The paper entitled “Designing integrated and resilient multi-energy systems via multi-objective optimization and scenario analysis,” by Marco Tangi and Alessandro Amaranto of RSE’s Sustainable Development and Energy Sources Department, is online.

The published article presents a new decision-analytic framework for the optimal planning of sustainable and resilient multi-energy systems, integrating the single-objective simulation-optimization model calliope with multi-objective evolutionary algorithms (MOEAS).

Effective energy system planning requires accurate modeling tools, with a shift towards multi-energy systems that integrate diverse energy vectors and technologies to enhance flexibility and renewable energy hosting capacity. Traditional cost-focused approaches based on single metrics are evolving into multi-objective optimization strategies, balancing costs with sustainability goals such as global warming potential, environmental impacts, and reliability. The complexity of renewable energy sources, market volatility, and climate change necessitates robust solutions resilient to multiple sources of uncertainty.

The proposed modeling framework enables the optimal planning of multi-energy systems by coupling MOEAS with the single-objective simulation-optimization model calliope. Various MOEAS are tested, and the best-performing algorithm is used to extract optimal configurations under alternating scenarios of renewable energy generation potential and energy prices.

The framework is applied to a synthetic case study based on the Sulcis Iglesiente (SI) province in Sardinia, Italy.
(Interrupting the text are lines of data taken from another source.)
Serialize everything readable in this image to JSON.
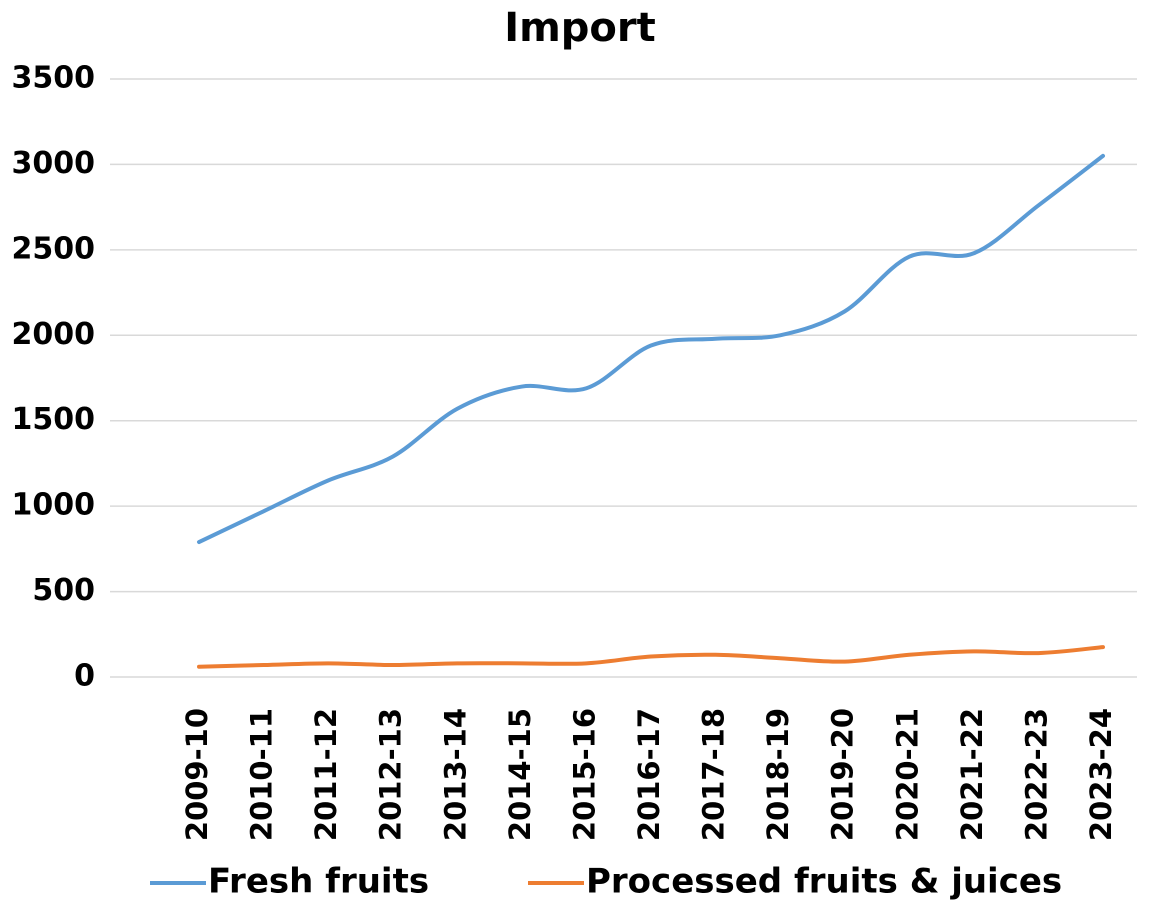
{
  "chart_data": {
    "type": "line",
    "title": "Import",
    "categories": [
      "2009-10",
      "2010-11",
      "2011-12",
      "2012-13",
      "2013-14",
      "2014-15",
      "2015-16",
      "2016-17",
      "2017-18",
      "2018-19",
      "2019-20",
      "2020-21",
      "2021-22",
      "2022-23",
      "2023-24"
    ],
    "series": [
      {
        "name": "Fresh fruits",
        "color": "#5b9bd5",
        "values": [
          790,
          970,
          1150,
          1290,
          1570,
          1700,
          1690,
          1940,
          1980,
          2000,
          2140,
          2460,
          2480,
          2760,
          3050
        ]
      },
      {
        "name": "Processed fruits & juices",
        "color": "#ed7d31",
        "values": [
          60,
          70,
          80,
          70,
          80,
          80,
          80,
          120,
          130,
          110,
          90,
          130,
          150,
          140,
          175
        ]
      }
    ],
    "ylim": [
      0,
      3500
    ],
    "yticks": [
      0,
      500,
      1000,
      1500,
      2000,
      2500,
      3000,
      3500
    ],
    "grid": true,
    "legend": "bottom"
  }
}
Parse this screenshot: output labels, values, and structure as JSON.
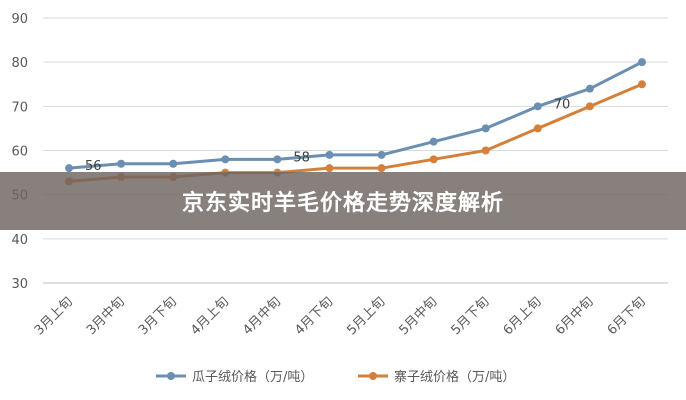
{
  "chart_data": {
    "type": "line",
    "categories": [
      "3月上旬",
      "3月中旬",
      "3月下旬",
      "4月上旬",
      "4月中旬",
      "4月下旬",
      "5月上旬",
      "5月中旬",
      "5月下旬",
      "6月上旬",
      "6月中旬",
      "6月下旬"
    ],
    "ylim": [
      30,
      90
    ],
    "yticks": [
      30,
      40,
      50,
      60,
      70,
      80,
      90
    ],
    "grid": true,
    "legend": "bottom",
    "series": [
      {
        "name": "瓜子绒价格（万/吨）",
        "color": "#6b8fb0",
        "values": [
          56,
          57,
          57,
          58,
          58,
          59,
          59,
          62,
          65,
          70,
          74,
          80
        ]
      },
      {
        "name": "寨子绒价格（万/吨）",
        "color": "#d4803a",
        "values": [
          53,
          54,
          54,
          55,
          55,
          56,
          56,
          58,
          60,
          65,
          70,
          75
        ]
      }
    ],
    "annotations": [
      {
        "series": 0,
        "index": 0,
        "text": "56"
      },
      {
        "series": 0,
        "index": 4,
        "text": "58"
      },
      {
        "series": 0,
        "index": 9,
        "text": "70"
      }
    ]
  },
  "banner": {
    "title": "京东实时羊毛价格走势深度解析"
  }
}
The study explores investment opportunities in renewable resources, the expansion of local renewable energy capacity, the installation of energy storage batteries, and the transition from gas and oil boilers to heat pumps and biomass generators. The analysis considers conflicting objectives, such as air quality, energy independence, economic factors, and emission targets.

The results demonstrate that the proposed methodology identifies multiple optimal configurations of the multi-energy system, incorporating different technology combinations based on the relative importance of objectives. Scenario analysis highlights that the attractiveness of certain technologies, particularly for heat generation, is highly sensitive to objectives and scenarios, while others, such as onshore wind farms, remain favorable across all conditions.